How healthtech will support mental health in 2019

Dr Zain Sikafi, CEO and co-founder of Mynurva, and a former GP, explains the role technology could have in supporting mental health, and examines potential influential innovations in the year ahead.

Only a week into the New Year, Prime Minister Theresa May’s 10-year NHS plan has been subject to much discussion. Some £2.3 billion of the £20 billion NHS funding is set to go towards improving mental health services; yet while the pledge to make mental health a focus is of course a welcoming announcement, there is a lot of ground to make up if mental health is ever to reach parity with physical health.

Luckily, tech is playing a leading role in bridging the gap, with many ambitious leaders in the healthcare space working to change the way we discuss and address mental health.

Overall, the global digital health market has been valued at a staggering $118 billion worldwide according to Statista, and is expected to reach $206 billion by 2020. With mobile and wireless technologies fuelling new innovations, mental health apps are rising in popularity.

Given this growing momentum, we’re sure to see the ongoing increase of new healthtech solutions in 2019 that will help tackle the stigma surrounding mental health and offer people the support that they need. So what innovations are likely to prove influential in the coming year?

Preventative measures

Health secretary Matt Hancock’s 2019 Green Paper, “Prevention is better than cure,” gives a good indication of what technologies will play a leading role in the coming 12 months here in the UK.

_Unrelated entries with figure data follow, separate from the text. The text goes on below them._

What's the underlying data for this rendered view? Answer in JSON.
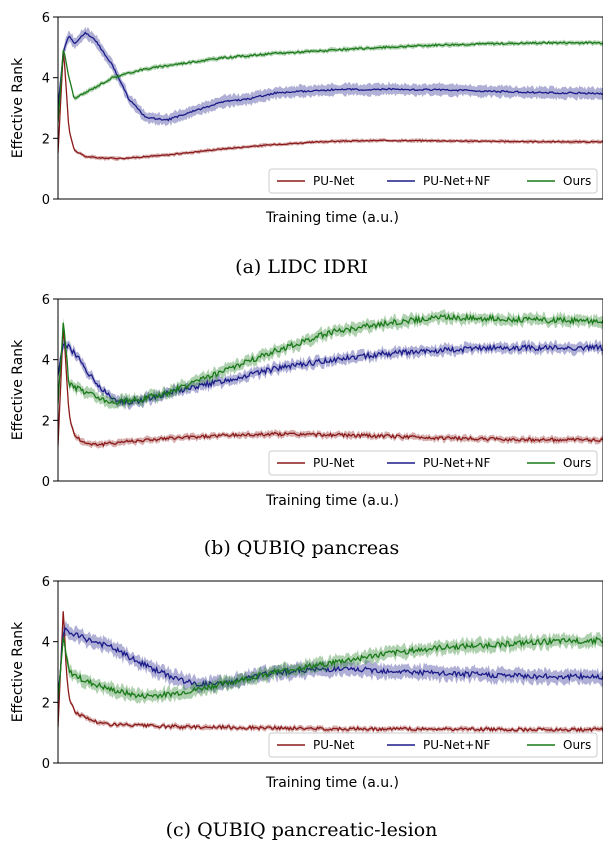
{
  "chart_data": [
    {
      "type": "line",
      "caption": "(a) LIDC IDRI",
      "xlabel": "Training time (a.u.)",
      "ylabel": "Effective Rank",
      "ylim": [
        0,
        6
      ],
      "xlim": [
        0,
        1
      ],
      "yticks": [
        "0",
        "2",
        "4",
        "6"
      ],
      "grid": false,
      "legend_position": "bottom-right",
      "series": [
        {
          "name": "PU-Net",
          "color": "#8b1a1a",
          "band": 0.06,
          "x": [
            0,
            0.01,
            0.02,
            0.03,
            0.05,
            0.08,
            0.12,
            0.2,
            0.3,
            0.4,
            0.5,
            0.6,
            0.7,
            0.8,
            0.9,
            1.0
          ],
          "y": [
            1.5,
            5.0,
            2.3,
            1.6,
            1.4,
            1.35,
            1.34,
            1.45,
            1.65,
            1.8,
            1.9,
            1.93,
            1.92,
            1.9,
            1.89,
            1.88
          ]
        },
        {
          "name": "PU-Net+NF",
          "color": "#1c1c8a",
          "band": 0.18,
          "x": [
            0,
            0.01,
            0.02,
            0.03,
            0.05,
            0.07,
            0.1,
            0.13,
            0.16,
            0.2,
            0.25,
            0.3,
            0.35,
            0.4,
            0.5,
            0.6,
            0.7,
            0.8,
            0.9,
            1.0
          ],
          "y": [
            3.0,
            4.9,
            5.4,
            5.1,
            5.5,
            5.2,
            4.4,
            3.3,
            2.7,
            2.6,
            2.9,
            3.2,
            3.3,
            3.5,
            3.6,
            3.62,
            3.6,
            3.55,
            3.5,
            3.48
          ]
        },
        {
          "name": "Ours",
          "color": "#1a7a1a",
          "band": 0.07,
          "x": [
            0,
            0.01,
            0.02,
            0.03,
            0.06,
            0.1,
            0.15,
            0.2,
            0.3,
            0.4,
            0.5,
            0.6,
            0.7,
            0.8,
            0.9,
            1.0
          ],
          "y": [
            2.5,
            5.0,
            4.0,
            3.3,
            3.6,
            4.0,
            4.25,
            4.4,
            4.65,
            4.8,
            4.9,
            5.0,
            5.08,
            5.12,
            5.15,
            5.15
          ]
        }
      ]
    },
    {
      "type": "line",
      "caption": "(b) QUBIQ pancreas",
      "xlabel": "Training time (a.u.)",
      "ylabel": "Effective Rank",
      "ylim": [
        0,
        6
      ],
      "xlim": [
        0,
        1
      ],
      "yticks": [
        "0",
        "2",
        "4",
        "6"
      ],
      "grid": false,
      "legend_position": "bottom-right",
      "series": [
        {
          "name": "PU-Net",
          "color": "#8b1a1a",
          "band": 0.1,
          "x": [
            0,
            0.01,
            0.02,
            0.03,
            0.05,
            0.08,
            0.12,
            0.2,
            0.3,
            0.4,
            0.5,
            0.6,
            0.7,
            0.8,
            0.9,
            1.0
          ],
          "y": [
            1.2,
            5.2,
            2.2,
            1.5,
            1.25,
            1.2,
            1.3,
            1.4,
            1.5,
            1.55,
            1.52,
            1.48,
            1.42,
            1.38,
            1.36,
            1.35
          ]
        },
        {
          "name": "PU-Net+NF",
          "color": "#1c1c8a",
          "band": 0.16,
          "x": [
            0,
            0.01,
            0.02,
            0.04,
            0.07,
            0.1,
            0.13,
            0.16,
            0.2,
            0.3,
            0.4,
            0.5,
            0.6,
            0.7,
            0.8,
            0.9,
            1.0
          ],
          "y": [
            3.5,
            4.6,
            4.4,
            4.0,
            3.2,
            2.7,
            2.6,
            2.7,
            2.9,
            3.3,
            3.7,
            4.0,
            4.2,
            4.3,
            4.38,
            4.4,
            4.4
          ]
        },
        {
          "name": "Ours",
          "color": "#1a7a1a",
          "band": 0.17,
          "x": [
            0,
            0.01,
            0.02,
            0.04,
            0.07,
            0.1,
            0.15,
            0.2,
            0.3,
            0.4,
            0.5,
            0.6,
            0.7,
            0.8,
            0.9,
            1.0
          ],
          "y": [
            2.5,
            5.3,
            3.2,
            3.0,
            2.8,
            2.6,
            2.7,
            2.9,
            3.6,
            4.3,
            4.9,
            5.2,
            5.4,
            5.35,
            5.3,
            5.28
          ]
        }
      ]
    },
    {
      "type": "line",
      "caption": "(c) QUBIQ pancreatic-lesion",
      "xlabel": "Training time (a.u.)",
      "ylabel": "Effective Rank",
      "ylim": [
        0,
        6
      ],
      "xlim": [
        0,
        1
      ],
      "yticks": [
        "0",
        "2",
        "4",
        "6"
      ],
      "grid": false,
      "legend_position": "bottom-right",
      "series": [
        {
          "name": "PU-Net",
          "color": "#8b1a1a",
          "band": 0.08,
          "x": [
            0,
            0.01,
            0.015,
            0.02,
            0.03,
            0.05,
            0.08,
            0.12,
            0.2,
            0.3,
            0.4,
            0.5,
            0.6,
            0.7,
            0.8,
            0.9,
            1.0
          ],
          "y": [
            1.2,
            5.2,
            3.0,
            2.2,
            1.7,
            1.5,
            1.3,
            1.25,
            1.2,
            1.18,
            1.15,
            1.13,
            1.12,
            1.12,
            1.11,
            1.1,
            1.1
          ]
        },
        {
          "name": "PU-Net+NF",
          "color": "#1c1c8a",
          "band": 0.22,
          "x": [
            0,
            0.01,
            0.02,
            0.05,
            0.1,
            0.15,
            0.2,
            0.25,
            0.3,
            0.35,
            0.4,
            0.5,
            0.6,
            0.7,
            0.8,
            0.9,
            1.0
          ],
          "y": [
            2.0,
            4.4,
            4.3,
            4.1,
            3.8,
            3.3,
            2.9,
            2.6,
            2.6,
            2.8,
            3.0,
            3.1,
            3.05,
            2.95,
            2.9,
            2.85,
            2.85
          ]
        },
        {
          "name": "Ours",
          "color": "#1a7a1a",
          "band": 0.2,
          "x": [
            0,
            0.01,
            0.02,
            0.05,
            0.1,
            0.15,
            0.2,
            0.25,
            0.3,
            0.4,
            0.5,
            0.6,
            0.7,
            0.8,
            0.9,
            1.0
          ],
          "y": [
            2.0,
            4.2,
            3.0,
            2.7,
            2.4,
            2.2,
            2.25,
            2.4,
            2.6,
            3.0,
            3.3,
            3.6,
            3.8,
            3.9,
            4.0,
            4.05
          ]
        }
      ]
    }
  ]
}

Already we have seen the power of wearable technologies as a tool for monitoring physical health and identifying – and even preventing – long-term health problems. The Apple Watch, for instance, can detect heart irregularities with 97% accuracy, helping to identify preventable diseases in advance. Clearly, technologies have a vital role to play as a preventative tool, particularly when it comes to the identification of symptoms that could be attached to serious health conditions and diseases.

Meanwhile, mobile health apps have been instrumental to promoting a healthy lifestyle; but of course, this isn’t limited to physical wellbeing. The rise of self-monitoring apps has filtered through into the mental wellbeing space, and this has opened up avenues for people seeking information about the symptoms and causes of common mental health problems.

Offering early-stage intervention, applications like Unmind, for instance, assess a person’s mental health through questionnaires and mood diaries, and encourages them to perform activities that relieve stress and anxiety. The importance of addressing these symptoms before they build up and develop into more serious problems is evident, so digital innovations like these which encourage people to develop coping mechanisms are invaluable to preventing long-term mental health problems.

Tackling mental health symptoms

Meanwhile, technology is also being harnessed to offer a means of treating those suffering from symptoms of stress, anxiety and depression, and promote positive wellbeing. And given the potential of cost-effective, digital solutions to open up access to support, healthtech leaders are instrumental for improving accessibility to healthcare for the greater UK population.

On the more ambitious end of the scale, innovations like MindWave Mobile 2 are demonstrating just how powerful a technology can be in addressing complicated mental health disorders. The NeuroSky technology used can detect and interpret brainwaves, and has even been used to develop a virtual reality (VR) experience to help treat OCD.

On a more accessible level, digital tools like online platforms are increasingly being used to provide help and support to people with mental health problems. Recently, an interactive, 24/7 portal called Good Thinking was launched in London to tackle the burden of mental ill-health – offering users self-assessment and providing them with advice of where to go for help. The benefits of websites such as these are undeniable, giving people the resources they need to learn about strategies for managing common mental health symptoms.

Live Video Counselling

Recently, Prime Minister Theresa May announced that smartphone consultations will replace most hospital and GP appointments under plans to make the NHS a “digital first” operation; a trend that has been heeded by mental health services and is likely to continue into 2019.

Forward-thinking solutions like video counselling have created a new model of mental health support, and given the pressure on GP and healthcare professionals, digital will be at the heart of the Government strategy to tackle the mental health crisis.

Two of the greatest challenges facing sufferers of mental ill health is the continued stigma surrounding the topic – preventing huge numbers of people from speaking out and seeking the help that they need– and the difficulty of getting an appointment with a mental health professional that can fit around a busy working schedule.

The rise of live video counselling services like Mynurva, however, now means that those suffering from mental health symptoms like stress, anxiety and depression have licensed therapists at their fingertips and can receive confidential support at any time – and place – that suits them. Crucially, these services remove the obstacles preventing people from speaking to a professional, be it time constraints or a fear of being stigmatised.

Healthtech is revolutionising how we address the growing problem of mental ill-health and encouraging people to make their wellbeing a priority. In the coming 12 months, we can expect digital innovation to continue to improve people’s access to healthcare services, particularly when it comes to mental health.